Das Gespräch findet in einem einfachen Besprechungszimmer des Johanniter-Stifts in Duisburg statt. Es ist ein recht modernes, lichtes Haus für Altenpflege in einem ruhigen Wohngebiet, nichts Außergewöhnliches. Und doch ereignet sich hier regelmäßig etwas, was bundesweit seinesgleichen sucht: Eine "Selbsthilfegruppe MRSA-Betroffene" trifft sich, die einzige in ganz Deutschland. Der Rentner Günter Steinbrink gehört ihr an.
Der MRSA-Keim
Steinbrink hat seine Frau an den gefährlichsten aller Krankenhauskeime, MRSA (Abkürzung für: Methicillin-resistenter Staphylococcus aureus), verloren. So vermutet er. Denn schriftlich hat er das nicht. Dafür die schreckliche Gewissheit: Pro Jahr erkranken nach Expertenschätzung mehrere zehntausend Menschen in deutschen Krankenhäusern durch diesen Keim.
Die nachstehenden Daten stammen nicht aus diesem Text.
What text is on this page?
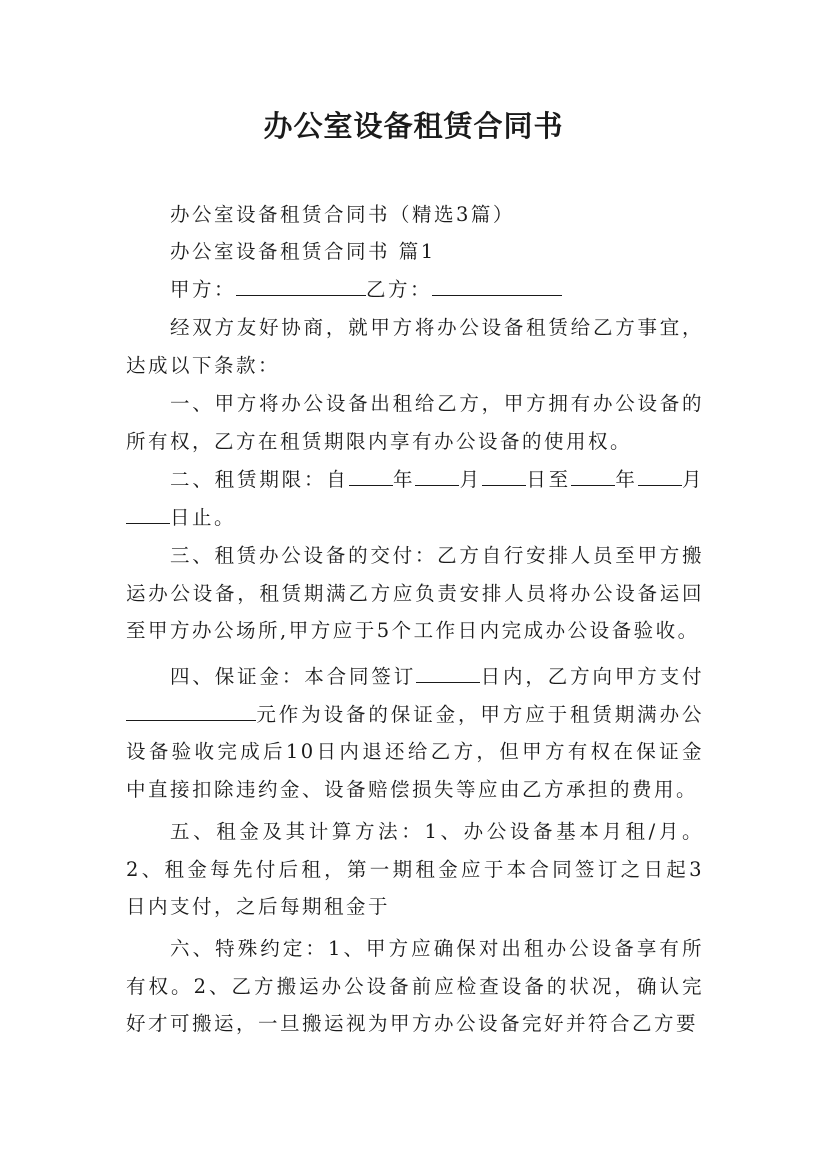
办公室设备租赁合同书

办公室设备租赁合同书（精选3篇）

办公室设备租赁合同书 篇1

甲方：	乙方：

经双方友好协商，就甲方将办公设备租赁给乙方事宜，达成以下条款：

一、甲方将办公设备出租给乙方，甲方拥有办公设备的所有权，乙方在租赁期限内享有办公设备的使用权。

二、租赁期限：自 年 月 日至 年 月日止。

三、租赁办公设备的交付：乙方自行安排人员至甲方搬运办公设备，租赁期满乙方应负责安排人员将办公设备运回至甲方办公场所,甲方应于5个工作日内完成办公设备验收。

四、保证金：本合同签订	日内，乙方向甲方支付元作为设备的保证金，甲方应于租赁期满办公设备验收完成后10日内退还给乙方，但甲方有权在保证金中直接扣除违约金、设备赔偿损失等应由乙方承担的费用。

五、租金及其计算方法：1、办公设备基本月租/月。2、租金每先付后租，第一期租金应于本合同签订之日起3日内支付，之后每期租金于

六、特殊约定：1、甲方应确保对出租办公设备享有所有权。2、乙方搬运办公设备前应检查设备的状况，确认完好才可搬运，一旦搬运视为甲方办公设备完好并符合乙方要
Forscher gehen davon aus, dass sich in Deutschland jährlich etwa eine halbe Million Menschen mit Krankenhauskeimen infizieren.
Durch die Medien jagte jüngst der Fall der drei Mainzer Babys, die in der Uniklinik durch eine Nährlösung starben, die mit Darmbakterien verkeimt war. Doch der eigentliche Skandal ist größer, viel größer. Pro Jahr sterben hierzulande 10.000 bis 20.000 Patienten an bakteriellen Infektionen, die sie sich erst in Kliniken zugezogen haben. Ein Großteil davon ist durch MRSA-Keime verursacht. Genauere Zahlen gibt es nicht. Klar ist nur: Die Gefahr steigt.
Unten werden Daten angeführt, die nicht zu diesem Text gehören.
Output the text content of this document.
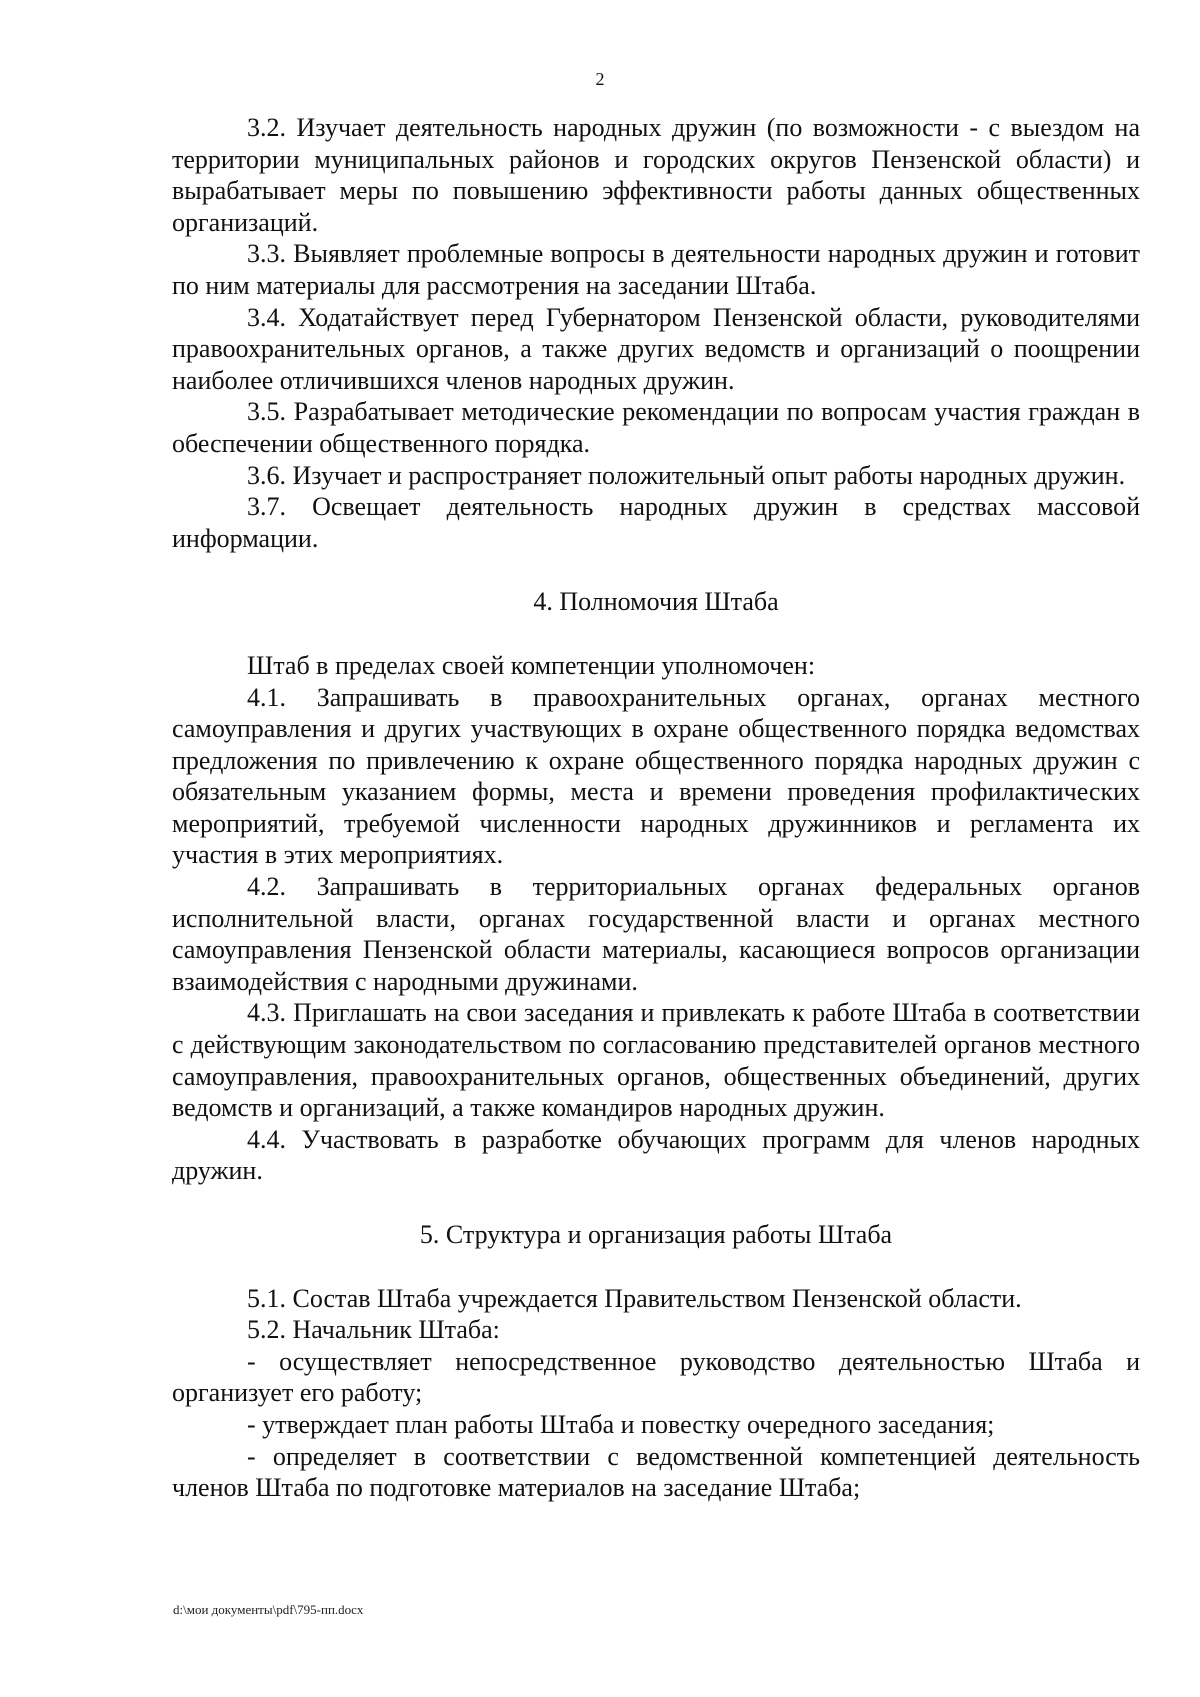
2

3.2. Изучает деятельность народных дружин (по возможности - с выездом на территории муниципальных районов и городских округов Пензенской области) и вырабатывает меры по повышению эффективности работы данных общественных организаций.

3.3. Выявляет проблемные вопросы в деятельности народных дружин и готовит по ним материалы для рассмотрения на заседании Штаба.

3.4. Ходатайствует перед Губернатором Пензенской области, руководителями правоохранительных органов, а также других ведомств и организаций о поощрении наиболее отличившихся членов народных дружин.

3.5. Разрабатывает методические рекомендации по вопросам участия граждан в обеспечении общественного порядка.

3.6. Изучает и распространяет положительный опыт работы народных дружин.

3.7. Освещает деятельность народных дружин в средствах массовой информации.

4. Полномочия Штаба

Штаб в пределах своей компетенции уполномочен:

4.1. Запрашивать в правоохранительных органах, органах местного самоуправления и других участвующих в охране общественного порядка ведомствах предложения по привлечению к охране общественного порядка народных дружин с обязательным указанием формы, места и времени проведения профилактических мероприятий, требуемой численности народных дружинников и регламента их участия в этих мероприятиях.

4.2. Запрашивать в территориальных органах федеральных органов исполнительной власти, органах государственной власти и органах местного самоуправления Пензенской области материалы, касающиеся вопросов организации взаимодействия с народными дружинами.

4.3. Приглашать на свои заседания и привлекать к работе Штаба в соответствии с действующим законодательством по согласованию представителей органов местного самоуправления, правоохранительных органов, общественных объединений, других ведомств и организаций, а также командиров народных дружин.

4.4. Участвовать в разработке обучающих программ для членов народных дружин.

5. Структура и организация работы Штаба

5.1. Состав Штаба учреждается Правительством Пензенской области.

5.2. Начальник Штаба:

- осуществляет непосредственное руководство деятельностью Штаба и организует его работу;

- утверждает план работы Штаба и повестку очередного заседания;

- определяет в соответствии с ведомственной компетенцией деятельность членов Штаба по подготовке материалов на заседание Штаба;

d:\мои документы\pdf\795-пп.docx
Und sie kann jeden treffen. Das qualvolle Leiden von Jutta Steinbrink etwa fängt ganz harmlos an, wie meist bei den Menschen, die später an MRSA sterben: Im August 2009 kommt sie wegen einer Operation am Steißbein und an der Wirbelsäule in ein Krankenhaus - und der Name der Klinik soll hier besser unerwähnt bleiben, denn zu beweisen ist nichts. Die OP läuft gut, aber Günter Steinbrink vermutet, dass sich seine Frau schon hier auf der Station den MRSA-Keim fängt. Als sie, obwohl ihre Wunde noch nicht verheilt ist, zuerst in die Reha, dann nach Hause entlassen wird, ahnen beide noch nichts Böses.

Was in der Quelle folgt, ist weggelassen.